程式扎記: [Quick Python] 17. Regular expressions

標籤

2012年3月2日 星期五

[Quick Python] 17. Regular expressions


Preface : 
In some sense, we shouldn’t discuss regular expressions in this book at all. They’re implemented by a single Python module and are advanced enough that they don’t even come as part of the standard library in languages like C or Java. But if you’re using Python, you’re probably doing text parsing; and if you’re doing that, then regular expressions are too useful to be ignored. If you use Perl, Tcl, or UNIX, you may be familiar with regular expressions; if not, this chapter will go into them in some detail. 

This chapter covers : 
* Understanding regular expressions
* Creating regular expressions with special characters
* Using raw strings in regular expressions
* Extracting matched text from strings
* Substituting text with regular expressions

What is a regular expression? 
regular expression (RE) is a way of recognizing and often extracting data from certain patterns of text. A regular expression that recognizes a piece of text or a string is said to match that text or string. An RE is defined by a string in which certain of the characters (the so-called metacharacters) can have a special meaning, which enables a single RE to match many different specific strings. 

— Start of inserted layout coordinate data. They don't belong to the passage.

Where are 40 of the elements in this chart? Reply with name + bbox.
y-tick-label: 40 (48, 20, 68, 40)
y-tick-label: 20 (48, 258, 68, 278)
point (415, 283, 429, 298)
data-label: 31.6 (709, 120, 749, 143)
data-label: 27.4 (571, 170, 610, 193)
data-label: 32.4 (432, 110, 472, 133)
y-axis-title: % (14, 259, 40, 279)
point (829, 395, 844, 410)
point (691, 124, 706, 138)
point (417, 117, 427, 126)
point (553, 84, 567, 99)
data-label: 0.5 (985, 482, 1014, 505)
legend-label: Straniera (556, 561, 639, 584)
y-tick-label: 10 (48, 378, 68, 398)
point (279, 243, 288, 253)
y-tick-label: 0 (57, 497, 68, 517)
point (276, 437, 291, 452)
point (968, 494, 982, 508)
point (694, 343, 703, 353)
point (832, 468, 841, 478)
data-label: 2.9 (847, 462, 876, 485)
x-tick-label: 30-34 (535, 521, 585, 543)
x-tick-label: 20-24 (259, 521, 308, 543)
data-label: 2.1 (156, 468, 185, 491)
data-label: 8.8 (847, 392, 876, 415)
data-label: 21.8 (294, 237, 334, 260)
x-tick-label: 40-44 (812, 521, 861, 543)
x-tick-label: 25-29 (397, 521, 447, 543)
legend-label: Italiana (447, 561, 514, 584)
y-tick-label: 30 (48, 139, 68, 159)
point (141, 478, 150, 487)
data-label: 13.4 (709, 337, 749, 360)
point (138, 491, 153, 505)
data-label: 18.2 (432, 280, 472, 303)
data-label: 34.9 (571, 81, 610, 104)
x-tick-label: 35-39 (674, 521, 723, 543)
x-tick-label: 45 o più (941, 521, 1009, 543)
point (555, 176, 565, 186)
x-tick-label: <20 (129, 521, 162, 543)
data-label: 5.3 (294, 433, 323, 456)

It’s easier to understand this through example than through explanation. Here’s a program using a regular expression, which counts how many lines in a text file contain the word hello. A line that contains hello more than once will be counted only once : 
- Exam01.py :
  1. import re  
  2. regexp = re.compile("hello")  
  3. count = 0  
  4. file = open("textfile.txt"'r')  
  5. for line in file.readlines():  
  6.     if regexp.search(line):  
  7.         count += 1  
  8. file.close()  
  9. print(count)  

The program starts by importing the Python regular expression module, called re. It then takes the text string "hello" as a textual regular expression and compiles it into acompiled regular expression, using the re.compile() function. This isn’t strictly necessary, but compiled regular expressions can significantly increase a program’s speed, so they’re almost always used in programs that process large amounts of text. 

What can the regular expression compiled from "hello" be used for? You can use it to recognize other instances of the word "hello" within another string; in other words, you can use it to determine whether another string contains "hello" as a substring. This is accomplished by the search() method, which returns None if the regular expression isn’t found in the string argument; Python interprets None as false in a Boolean context. If the regular expression is found in the string, than Python returns a special object that you can use to determine various things about the match (such as where in the string it occurred). We’ll discuss this later. 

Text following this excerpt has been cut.